Med.Sci.Report

日本総合健診医学会第33回大会
―Health evaluationの先に―
国立病院機構名古屋医療センター 遠藤 登喜子
 総合健診医学会が2005年1月28〜29日,「癒しの未来を求めて」をテーマとして大阪国際交流センターにて開催された.

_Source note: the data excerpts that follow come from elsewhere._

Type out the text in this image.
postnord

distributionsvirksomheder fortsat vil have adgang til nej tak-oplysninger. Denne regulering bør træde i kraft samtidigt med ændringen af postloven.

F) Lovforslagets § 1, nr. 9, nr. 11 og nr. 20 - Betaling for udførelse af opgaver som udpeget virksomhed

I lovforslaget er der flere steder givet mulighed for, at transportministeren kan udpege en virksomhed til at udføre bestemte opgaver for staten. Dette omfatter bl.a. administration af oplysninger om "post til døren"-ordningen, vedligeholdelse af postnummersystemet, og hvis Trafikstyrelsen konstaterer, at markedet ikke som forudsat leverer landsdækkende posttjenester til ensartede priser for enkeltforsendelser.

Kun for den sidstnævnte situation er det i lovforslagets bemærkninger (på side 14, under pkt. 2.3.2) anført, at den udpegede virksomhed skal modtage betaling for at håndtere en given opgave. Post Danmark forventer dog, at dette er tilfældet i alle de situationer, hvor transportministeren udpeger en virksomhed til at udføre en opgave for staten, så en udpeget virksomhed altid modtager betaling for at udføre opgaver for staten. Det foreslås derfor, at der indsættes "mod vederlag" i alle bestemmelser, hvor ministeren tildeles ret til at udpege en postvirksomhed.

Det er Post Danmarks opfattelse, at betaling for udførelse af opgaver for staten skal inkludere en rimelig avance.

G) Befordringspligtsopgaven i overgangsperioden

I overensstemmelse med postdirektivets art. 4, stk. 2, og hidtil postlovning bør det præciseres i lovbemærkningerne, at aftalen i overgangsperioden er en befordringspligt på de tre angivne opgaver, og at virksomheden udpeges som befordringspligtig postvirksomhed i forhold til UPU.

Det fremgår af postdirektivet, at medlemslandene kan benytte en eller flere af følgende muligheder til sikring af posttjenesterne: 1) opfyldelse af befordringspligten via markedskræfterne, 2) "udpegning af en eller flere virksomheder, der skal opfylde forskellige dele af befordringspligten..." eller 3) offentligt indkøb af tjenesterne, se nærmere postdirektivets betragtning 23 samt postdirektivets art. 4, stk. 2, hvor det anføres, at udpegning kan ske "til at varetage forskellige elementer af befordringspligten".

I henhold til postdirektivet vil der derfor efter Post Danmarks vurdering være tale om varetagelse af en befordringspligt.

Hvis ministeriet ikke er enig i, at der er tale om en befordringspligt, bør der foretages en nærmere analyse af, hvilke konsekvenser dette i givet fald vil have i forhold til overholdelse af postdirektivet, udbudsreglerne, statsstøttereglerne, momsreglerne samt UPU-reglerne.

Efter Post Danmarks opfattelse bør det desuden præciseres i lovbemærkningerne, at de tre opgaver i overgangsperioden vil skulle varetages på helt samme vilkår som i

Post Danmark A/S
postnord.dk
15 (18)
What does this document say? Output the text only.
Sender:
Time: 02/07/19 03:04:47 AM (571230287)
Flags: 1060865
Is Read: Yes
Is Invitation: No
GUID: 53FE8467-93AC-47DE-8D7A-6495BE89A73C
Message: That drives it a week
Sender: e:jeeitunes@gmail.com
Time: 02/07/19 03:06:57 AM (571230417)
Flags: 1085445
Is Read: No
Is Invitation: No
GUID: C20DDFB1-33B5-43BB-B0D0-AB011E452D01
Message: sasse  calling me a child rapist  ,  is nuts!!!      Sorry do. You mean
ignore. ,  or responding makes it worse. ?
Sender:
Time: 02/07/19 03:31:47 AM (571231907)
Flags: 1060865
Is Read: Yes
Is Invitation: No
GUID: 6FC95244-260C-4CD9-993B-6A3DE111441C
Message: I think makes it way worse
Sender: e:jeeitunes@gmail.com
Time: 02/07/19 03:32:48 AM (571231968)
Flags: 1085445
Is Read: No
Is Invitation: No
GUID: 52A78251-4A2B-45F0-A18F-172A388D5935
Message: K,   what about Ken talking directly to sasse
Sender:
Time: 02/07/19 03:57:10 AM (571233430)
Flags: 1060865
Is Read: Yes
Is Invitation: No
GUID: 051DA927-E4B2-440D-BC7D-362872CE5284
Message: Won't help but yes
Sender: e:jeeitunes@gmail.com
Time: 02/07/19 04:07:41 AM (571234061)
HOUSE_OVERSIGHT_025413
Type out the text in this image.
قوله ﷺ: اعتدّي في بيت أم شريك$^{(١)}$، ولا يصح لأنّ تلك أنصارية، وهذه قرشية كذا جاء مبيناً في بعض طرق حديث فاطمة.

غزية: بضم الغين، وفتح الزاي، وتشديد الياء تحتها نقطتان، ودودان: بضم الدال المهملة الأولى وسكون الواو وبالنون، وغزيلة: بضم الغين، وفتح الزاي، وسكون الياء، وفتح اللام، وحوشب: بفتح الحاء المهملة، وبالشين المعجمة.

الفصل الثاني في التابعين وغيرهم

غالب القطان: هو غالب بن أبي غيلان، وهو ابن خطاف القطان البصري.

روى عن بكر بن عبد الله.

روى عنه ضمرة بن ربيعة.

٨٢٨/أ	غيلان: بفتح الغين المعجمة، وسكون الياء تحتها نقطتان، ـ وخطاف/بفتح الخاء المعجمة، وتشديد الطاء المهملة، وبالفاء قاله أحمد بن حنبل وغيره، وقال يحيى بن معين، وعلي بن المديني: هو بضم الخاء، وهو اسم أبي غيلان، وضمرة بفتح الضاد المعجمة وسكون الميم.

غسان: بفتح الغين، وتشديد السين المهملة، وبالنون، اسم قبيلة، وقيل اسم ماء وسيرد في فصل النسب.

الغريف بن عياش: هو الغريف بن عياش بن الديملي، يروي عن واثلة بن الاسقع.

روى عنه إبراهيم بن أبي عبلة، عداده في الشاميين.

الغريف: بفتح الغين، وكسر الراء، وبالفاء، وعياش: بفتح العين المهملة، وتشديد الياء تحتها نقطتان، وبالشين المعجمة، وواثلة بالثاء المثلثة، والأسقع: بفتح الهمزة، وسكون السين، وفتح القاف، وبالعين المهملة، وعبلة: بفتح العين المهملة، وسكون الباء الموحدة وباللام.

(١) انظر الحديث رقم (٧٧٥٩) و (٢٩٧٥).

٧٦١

 本学会はひとが健康に生きることを目標とし,病気の早期発見,早期治療がその目的をよりよく実現できるとの理念で「health evaluation」に取り組んでいるものである.具体的にはがんと生活習慣病のevaluationが主な対象であるが,今大会では,特別講演に「糖尿病診断の治療と現状」「肥満と生活習慣病」を取り上げるとともに,がん検診では消化器がんと乳がんをシンポジウムに取り上げ,それぞれの現状と課題について,熱のこもった討論が展開された.
 特に,乳がん検診では2004年4月にがん検診実施のための指針が改定され,40歳以上にマンモグラフィを中心とした検診を行うこととなったことを背景に,各地での取り組みとその展望が討論された.マンモグラフィ検診に取り組んできた横浜市の取り組みでは教育研修によって再撮影率,要精査率の低下が,二次読影を行うことにより視触診単独検診の約2.5倍の発見率が得られたことが報告された.また,3人のシンポジストから超音波とマンモグラフィを用いた検診・健診が報告され,視触診+超音波の組み合わせではなく,マンモグラフィ+超音波検診の有効性が高いことが強調された.これらの報告で強調されたことは「精度管理」であり,マンモグラフィではマンモグラフィ検診精度管理中央委員会の行う講習および画像評価が有効であることが報告されるとともに,超音波検診でもマンモグラフィと同様の精度管理の取り組みが進められていることが報告され,これからの検診ではマンモグラフィと超音波の組み合わせが推奨される方向が示された.会場にはこれから乳がん検診を変えていこうとする参加者の熱気が満ち,健診でこそ精度管理の充実した検診が実現できるという先進的意見がフロアから述べられた.
 乳がん検診は総合健診のほんの一部ではあるが,health evaluationの先に健康生活を実現することを目指すとする学会の目標に向かって,確実な一歩が示された.